DIADINE (d'une voix larmoyante.)
Mon petit Georges, je n'aime pas t'entendre parler ainsi. Voyons, tout de même… Vrai, j'en tremble… Messieurs, je n'ai aucun talent, je ne dispose pas de fleurs de rhétorique, mais permettez-moi de vous dire sans grandes phrases ce que me dicte ma conscience… Messieurs, celui qui trompe sa femme ou celle qui trompe son mari sont des traîtres et pourraient même trahir leur patrie!

VOINITZKI
Ferme ton robinet!

DIADINE
Permets, mon petit Georges… Ivan Ivanytch, Lénia, mes chers amis, veuillez considérer la perfidie du destin à mon endroit. Tout le monde sait que ma femme a filé avec l'homme de son choix au lendemain de notre mariage, sans autre raison que mon physique ingrat.

VOINITZKI
Elle a eu parfaitement raison.

DIADINE
Permettez, messieurs! Depuis cet incident, je n'ai jamais failli à mon devoir. J'aime toujours ma femme, je lui suis fidèle, je l'aide comme je peux et j'ai fait un testament en faveur des enfants qu'elle a eu avec l'homme de son choix. Je n'ai pas failli à mon devoir et j'en suis fier. Je suis fier, moi! J'ai perdu le bonheur, mais ma fierté me reste. Mais elle? Sa jeunesse a fui, sa beauté est fanée, conformément aux lois de la nature, l'homme de son choix est mort — Dieu ait son âme!

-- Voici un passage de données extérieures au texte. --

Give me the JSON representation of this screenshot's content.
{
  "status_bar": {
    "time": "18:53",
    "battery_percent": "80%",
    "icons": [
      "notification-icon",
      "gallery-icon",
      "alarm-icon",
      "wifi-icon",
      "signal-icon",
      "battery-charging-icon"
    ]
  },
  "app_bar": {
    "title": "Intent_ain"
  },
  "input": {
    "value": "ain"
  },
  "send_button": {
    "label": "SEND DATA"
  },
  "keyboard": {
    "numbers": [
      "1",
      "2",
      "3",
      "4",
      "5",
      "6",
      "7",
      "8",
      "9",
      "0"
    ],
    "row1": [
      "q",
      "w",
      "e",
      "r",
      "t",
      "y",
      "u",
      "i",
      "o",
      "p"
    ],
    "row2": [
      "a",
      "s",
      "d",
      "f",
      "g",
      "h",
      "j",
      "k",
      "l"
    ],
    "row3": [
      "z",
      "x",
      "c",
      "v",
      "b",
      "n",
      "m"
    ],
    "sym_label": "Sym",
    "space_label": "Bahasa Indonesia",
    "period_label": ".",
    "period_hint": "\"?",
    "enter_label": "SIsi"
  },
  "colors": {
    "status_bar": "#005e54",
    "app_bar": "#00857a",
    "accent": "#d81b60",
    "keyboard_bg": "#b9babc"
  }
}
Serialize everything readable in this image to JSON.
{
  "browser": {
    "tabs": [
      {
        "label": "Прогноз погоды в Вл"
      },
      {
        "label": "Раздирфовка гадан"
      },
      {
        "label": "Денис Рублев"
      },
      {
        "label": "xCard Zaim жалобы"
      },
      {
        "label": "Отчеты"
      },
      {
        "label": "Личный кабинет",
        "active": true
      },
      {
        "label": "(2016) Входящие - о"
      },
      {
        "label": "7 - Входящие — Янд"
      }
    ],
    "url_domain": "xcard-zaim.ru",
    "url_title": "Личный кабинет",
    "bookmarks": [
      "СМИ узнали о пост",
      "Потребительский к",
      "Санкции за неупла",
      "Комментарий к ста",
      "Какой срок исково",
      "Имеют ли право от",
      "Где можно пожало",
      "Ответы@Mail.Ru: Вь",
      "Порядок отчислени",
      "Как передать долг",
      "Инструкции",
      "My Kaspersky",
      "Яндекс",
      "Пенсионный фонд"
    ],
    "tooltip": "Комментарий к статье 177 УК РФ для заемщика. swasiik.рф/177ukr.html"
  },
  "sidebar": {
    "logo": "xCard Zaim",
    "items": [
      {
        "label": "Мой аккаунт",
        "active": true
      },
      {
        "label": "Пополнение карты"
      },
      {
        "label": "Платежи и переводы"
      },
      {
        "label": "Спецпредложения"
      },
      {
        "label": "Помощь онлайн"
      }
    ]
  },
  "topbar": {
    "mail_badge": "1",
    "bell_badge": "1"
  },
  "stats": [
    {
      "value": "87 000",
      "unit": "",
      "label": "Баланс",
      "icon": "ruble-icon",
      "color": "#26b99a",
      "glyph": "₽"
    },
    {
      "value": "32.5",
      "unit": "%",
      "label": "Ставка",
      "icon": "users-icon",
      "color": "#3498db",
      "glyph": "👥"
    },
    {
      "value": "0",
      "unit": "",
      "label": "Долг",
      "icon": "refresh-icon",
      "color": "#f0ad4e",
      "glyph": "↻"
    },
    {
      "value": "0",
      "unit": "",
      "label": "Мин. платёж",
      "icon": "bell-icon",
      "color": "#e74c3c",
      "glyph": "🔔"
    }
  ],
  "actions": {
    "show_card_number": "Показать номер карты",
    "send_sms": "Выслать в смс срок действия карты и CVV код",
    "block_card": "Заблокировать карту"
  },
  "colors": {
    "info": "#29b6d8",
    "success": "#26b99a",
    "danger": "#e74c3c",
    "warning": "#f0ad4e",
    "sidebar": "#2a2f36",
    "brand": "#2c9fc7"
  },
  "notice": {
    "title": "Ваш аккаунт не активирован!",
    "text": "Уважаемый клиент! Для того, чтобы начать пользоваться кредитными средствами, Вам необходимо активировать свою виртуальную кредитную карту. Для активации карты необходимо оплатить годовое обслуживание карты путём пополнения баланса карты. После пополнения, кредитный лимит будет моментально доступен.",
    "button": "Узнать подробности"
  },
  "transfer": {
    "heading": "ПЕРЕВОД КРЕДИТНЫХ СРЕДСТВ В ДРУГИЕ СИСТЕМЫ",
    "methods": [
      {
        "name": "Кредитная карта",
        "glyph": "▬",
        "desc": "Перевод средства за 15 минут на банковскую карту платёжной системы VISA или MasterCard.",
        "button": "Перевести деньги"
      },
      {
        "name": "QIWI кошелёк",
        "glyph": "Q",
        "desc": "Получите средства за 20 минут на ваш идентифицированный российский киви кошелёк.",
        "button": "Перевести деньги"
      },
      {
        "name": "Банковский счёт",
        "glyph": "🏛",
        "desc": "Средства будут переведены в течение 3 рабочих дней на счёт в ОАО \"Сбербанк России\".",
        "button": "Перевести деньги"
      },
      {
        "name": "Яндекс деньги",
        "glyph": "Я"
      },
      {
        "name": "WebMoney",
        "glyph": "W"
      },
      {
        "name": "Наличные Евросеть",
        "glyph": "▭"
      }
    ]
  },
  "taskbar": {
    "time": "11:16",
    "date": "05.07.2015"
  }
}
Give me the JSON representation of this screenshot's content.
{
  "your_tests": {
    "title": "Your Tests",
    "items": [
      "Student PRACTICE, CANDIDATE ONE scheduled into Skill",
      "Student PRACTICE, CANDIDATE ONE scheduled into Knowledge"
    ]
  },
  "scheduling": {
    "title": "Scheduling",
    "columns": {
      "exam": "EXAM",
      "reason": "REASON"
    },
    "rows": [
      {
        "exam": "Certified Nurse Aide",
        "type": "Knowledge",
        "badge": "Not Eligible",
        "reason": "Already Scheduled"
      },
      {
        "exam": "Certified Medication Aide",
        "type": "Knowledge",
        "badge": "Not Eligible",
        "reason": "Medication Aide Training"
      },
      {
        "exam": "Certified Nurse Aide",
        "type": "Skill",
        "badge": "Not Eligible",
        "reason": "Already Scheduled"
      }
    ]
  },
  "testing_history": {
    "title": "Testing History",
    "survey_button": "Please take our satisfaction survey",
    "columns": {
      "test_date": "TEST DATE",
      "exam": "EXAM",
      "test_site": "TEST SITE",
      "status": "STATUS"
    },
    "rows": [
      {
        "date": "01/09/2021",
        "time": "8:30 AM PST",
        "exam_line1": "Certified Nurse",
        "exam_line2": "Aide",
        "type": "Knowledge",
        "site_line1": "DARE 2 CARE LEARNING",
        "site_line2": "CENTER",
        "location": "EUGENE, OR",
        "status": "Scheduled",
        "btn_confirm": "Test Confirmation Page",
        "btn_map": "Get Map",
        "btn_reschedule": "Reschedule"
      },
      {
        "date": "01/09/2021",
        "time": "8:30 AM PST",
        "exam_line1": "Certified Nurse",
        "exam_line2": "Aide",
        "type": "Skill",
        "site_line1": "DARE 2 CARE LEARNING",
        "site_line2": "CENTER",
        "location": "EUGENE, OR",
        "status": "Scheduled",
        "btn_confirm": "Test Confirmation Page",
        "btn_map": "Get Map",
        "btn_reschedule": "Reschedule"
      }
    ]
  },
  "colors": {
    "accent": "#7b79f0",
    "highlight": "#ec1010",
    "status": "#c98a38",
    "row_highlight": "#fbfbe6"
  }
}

Que lui reste-t-il? (Il s'assied.)
Je vous parle sérieusement, pourquoi riez-vous ?

ORLOVSKI
Tu es un brave homme, une belle âme, mais tes discours sont trop longs et tu fais trop de gestes…
(FEDOR IVANOVITCH ORLOVSKI sort de la maison; il porte une longue veste en beau drap ; il est chaussé de hautes bottes; sur sa poitrine, des décorations, des médailles et une chaîne en or massif, ornée de breloques; à ses doigts, des bagues de valeur.)